= Do Ngak Kunphen Ling Tibetan Buddhist Center for Universal Peace =

Do Ngak Kunphen Ling Tibetan Buddhist Center for Universal Peace (མདོ་སྔགས་ཀུན་ཕན་གླིང་།) (DNKL) is a Tibetan Buddhist retreat center located in Redding, Connecticut. It offers classes and meditation retreats in the Gelug spiritual tradition of the 14th Dalai Lama under the guidance of Gyumed Khensur Rinpoche Lobsang Jampa.

==Activities==
Under the guidance of Gyumed Khensur Rinpoche Lobsang Jampa, DNKL draws on the spiritual tradition of the 14th Dalai Lama and the humanitarian visions of Maurice Pate. It acts as a Tibetan Buddhist monastery, and a learning center for students residing in the United States and abroad.

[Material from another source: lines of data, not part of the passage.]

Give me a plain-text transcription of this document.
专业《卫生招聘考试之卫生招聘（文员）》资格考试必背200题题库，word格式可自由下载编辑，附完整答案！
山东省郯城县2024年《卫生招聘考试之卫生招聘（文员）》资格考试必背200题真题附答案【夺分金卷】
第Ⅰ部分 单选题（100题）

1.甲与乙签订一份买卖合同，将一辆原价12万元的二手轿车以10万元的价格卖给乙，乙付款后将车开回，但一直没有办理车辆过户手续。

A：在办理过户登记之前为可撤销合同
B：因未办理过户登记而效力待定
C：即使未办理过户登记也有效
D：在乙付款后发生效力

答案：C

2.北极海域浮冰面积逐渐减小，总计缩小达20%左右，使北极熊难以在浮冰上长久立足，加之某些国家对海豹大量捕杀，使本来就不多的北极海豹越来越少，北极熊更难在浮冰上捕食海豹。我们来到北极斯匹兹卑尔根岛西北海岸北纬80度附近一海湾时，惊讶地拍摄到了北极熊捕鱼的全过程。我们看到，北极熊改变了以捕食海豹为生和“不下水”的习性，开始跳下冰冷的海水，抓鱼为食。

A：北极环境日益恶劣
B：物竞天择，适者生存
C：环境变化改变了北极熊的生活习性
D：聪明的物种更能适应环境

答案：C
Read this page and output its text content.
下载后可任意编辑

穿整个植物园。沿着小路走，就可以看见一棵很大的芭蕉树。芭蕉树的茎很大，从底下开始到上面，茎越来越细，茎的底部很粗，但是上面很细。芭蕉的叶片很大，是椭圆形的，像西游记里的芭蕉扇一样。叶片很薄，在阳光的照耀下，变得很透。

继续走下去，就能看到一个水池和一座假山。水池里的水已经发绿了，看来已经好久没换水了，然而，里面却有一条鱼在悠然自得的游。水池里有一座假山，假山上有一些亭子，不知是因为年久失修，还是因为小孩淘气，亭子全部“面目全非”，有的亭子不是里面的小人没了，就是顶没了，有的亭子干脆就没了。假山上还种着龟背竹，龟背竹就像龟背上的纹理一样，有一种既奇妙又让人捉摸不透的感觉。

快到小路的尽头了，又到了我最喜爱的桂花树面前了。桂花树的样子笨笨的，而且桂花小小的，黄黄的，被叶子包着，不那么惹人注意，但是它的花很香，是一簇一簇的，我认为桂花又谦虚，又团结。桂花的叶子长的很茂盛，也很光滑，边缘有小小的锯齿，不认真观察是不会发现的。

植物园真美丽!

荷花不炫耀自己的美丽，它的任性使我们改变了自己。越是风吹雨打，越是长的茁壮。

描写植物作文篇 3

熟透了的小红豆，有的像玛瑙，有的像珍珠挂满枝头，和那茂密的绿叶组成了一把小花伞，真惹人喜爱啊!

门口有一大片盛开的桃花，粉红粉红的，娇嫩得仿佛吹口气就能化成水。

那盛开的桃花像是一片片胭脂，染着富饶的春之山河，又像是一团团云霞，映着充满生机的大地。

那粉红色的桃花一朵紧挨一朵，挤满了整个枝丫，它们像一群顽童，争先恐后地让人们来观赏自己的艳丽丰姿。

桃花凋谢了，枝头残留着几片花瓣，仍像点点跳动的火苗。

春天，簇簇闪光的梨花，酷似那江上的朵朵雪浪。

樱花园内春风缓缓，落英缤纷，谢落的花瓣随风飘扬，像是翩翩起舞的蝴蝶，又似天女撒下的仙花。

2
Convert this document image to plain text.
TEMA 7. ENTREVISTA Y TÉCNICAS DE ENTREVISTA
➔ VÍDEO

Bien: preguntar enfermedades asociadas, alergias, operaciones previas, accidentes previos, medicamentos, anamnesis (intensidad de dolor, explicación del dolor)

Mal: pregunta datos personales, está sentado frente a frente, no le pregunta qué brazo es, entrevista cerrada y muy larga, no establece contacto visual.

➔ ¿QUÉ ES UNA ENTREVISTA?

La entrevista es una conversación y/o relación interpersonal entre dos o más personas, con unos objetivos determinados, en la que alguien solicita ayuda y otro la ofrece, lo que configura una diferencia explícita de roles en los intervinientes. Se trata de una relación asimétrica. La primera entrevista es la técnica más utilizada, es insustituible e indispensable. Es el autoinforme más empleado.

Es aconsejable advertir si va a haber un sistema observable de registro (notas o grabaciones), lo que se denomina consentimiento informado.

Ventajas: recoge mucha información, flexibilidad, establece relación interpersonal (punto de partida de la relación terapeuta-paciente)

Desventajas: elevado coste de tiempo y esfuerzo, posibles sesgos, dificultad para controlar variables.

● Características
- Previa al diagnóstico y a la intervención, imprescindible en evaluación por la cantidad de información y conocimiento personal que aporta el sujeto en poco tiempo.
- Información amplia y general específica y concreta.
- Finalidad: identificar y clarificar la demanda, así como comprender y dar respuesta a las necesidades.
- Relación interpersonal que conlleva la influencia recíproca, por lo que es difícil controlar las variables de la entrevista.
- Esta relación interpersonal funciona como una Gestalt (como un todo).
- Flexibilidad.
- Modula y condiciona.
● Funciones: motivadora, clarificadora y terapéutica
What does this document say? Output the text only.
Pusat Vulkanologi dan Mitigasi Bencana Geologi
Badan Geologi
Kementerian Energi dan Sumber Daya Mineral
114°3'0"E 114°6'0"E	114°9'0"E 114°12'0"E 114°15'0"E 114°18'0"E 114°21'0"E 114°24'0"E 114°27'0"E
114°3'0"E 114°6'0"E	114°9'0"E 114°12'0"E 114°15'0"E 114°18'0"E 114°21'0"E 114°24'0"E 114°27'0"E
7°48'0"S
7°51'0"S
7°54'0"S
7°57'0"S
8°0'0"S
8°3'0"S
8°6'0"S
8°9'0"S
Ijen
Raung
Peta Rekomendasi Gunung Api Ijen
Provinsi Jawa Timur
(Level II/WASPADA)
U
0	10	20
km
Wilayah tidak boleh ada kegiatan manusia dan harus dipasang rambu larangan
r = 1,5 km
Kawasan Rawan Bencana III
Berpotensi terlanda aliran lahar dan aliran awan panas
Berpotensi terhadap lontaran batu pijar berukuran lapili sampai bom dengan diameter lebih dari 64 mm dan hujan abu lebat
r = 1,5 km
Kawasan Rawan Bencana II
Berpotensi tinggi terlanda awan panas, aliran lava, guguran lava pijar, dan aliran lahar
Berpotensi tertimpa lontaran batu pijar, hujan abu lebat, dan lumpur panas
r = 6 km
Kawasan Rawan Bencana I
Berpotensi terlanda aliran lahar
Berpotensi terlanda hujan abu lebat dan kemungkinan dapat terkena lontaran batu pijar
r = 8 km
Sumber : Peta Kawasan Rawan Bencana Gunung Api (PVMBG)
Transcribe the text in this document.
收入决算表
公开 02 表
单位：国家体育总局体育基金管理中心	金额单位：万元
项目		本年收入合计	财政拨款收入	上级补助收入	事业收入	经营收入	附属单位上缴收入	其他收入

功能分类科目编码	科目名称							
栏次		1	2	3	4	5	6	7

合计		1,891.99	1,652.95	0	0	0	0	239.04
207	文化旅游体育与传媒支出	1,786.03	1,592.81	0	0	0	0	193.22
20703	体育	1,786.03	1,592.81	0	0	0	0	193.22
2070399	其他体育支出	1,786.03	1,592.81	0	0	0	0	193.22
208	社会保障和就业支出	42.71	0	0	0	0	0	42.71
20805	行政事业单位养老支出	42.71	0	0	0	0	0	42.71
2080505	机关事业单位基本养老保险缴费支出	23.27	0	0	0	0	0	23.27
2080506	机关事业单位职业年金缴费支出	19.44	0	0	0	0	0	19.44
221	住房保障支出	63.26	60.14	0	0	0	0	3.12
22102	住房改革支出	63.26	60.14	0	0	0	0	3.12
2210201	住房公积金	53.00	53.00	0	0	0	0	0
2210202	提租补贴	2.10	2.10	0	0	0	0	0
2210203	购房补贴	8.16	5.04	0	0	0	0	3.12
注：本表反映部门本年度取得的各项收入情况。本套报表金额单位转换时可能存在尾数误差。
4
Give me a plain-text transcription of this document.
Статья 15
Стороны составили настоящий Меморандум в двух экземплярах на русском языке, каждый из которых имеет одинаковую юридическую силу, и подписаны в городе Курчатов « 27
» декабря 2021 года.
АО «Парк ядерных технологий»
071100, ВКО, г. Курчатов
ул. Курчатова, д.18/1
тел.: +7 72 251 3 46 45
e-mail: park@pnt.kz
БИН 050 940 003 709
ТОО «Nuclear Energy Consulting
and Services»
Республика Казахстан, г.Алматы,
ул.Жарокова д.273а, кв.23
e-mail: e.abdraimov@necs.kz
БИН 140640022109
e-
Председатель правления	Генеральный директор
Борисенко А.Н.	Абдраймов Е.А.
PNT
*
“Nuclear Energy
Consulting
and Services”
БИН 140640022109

On a regular basis resident and visiting lamas conduct classes on the topics of Buddhist philosophy, moral discipline, meditative concentration, and transformation wisdom. These classes are open to people of all religious traditions and to people with no particular religious affiliation. Students take part in short and long-term group retreats, and many conduct their own solitary meditative retreats on the grounds. DNKL also hosts public talks, spiritual festivals, and other community events. One of the locally better known events is the annual animal blessing, usually held during the summer months.

DNKL engages in humanitarian activities locally and globally, such as assisting Tibetan Buddhist monks and nuns, disaster relief, and aiding children with basic education and health needs.

==History==
The grounds of DNKL were once part of the estate of John Read, after whom the town of Redding was named. The grounds later served as the residence of Maurice Pate, founding director of UNICEF, and his wife, Martha Lucas Pate, a scholar of religion and philosophy, and president of Sweet Briar College. After their death, Pate's organization, the Maurice Pate Institute for Human Survival, donated the 100-acre (40.5 ha) property to the Mahayana Sutra and Tantra Center of Connecticut. It was initially established in 1997 as the Godstow Retreat Center by Geshe Michael Roach, with whom it is no longer affiliated due to the behavior of Roach. When Gyumed Khensur Rinpoche Lobsang Jampa came to the center as Spiritual Director in 2006, the name was changed to Do Ngak Kunphen Ling, which roughly translated from Tibetan means Tibetan Buddhist Center for Universal Peace.

The center has become notable enough to warrant a visit by the 14th Dalai Lama to the area.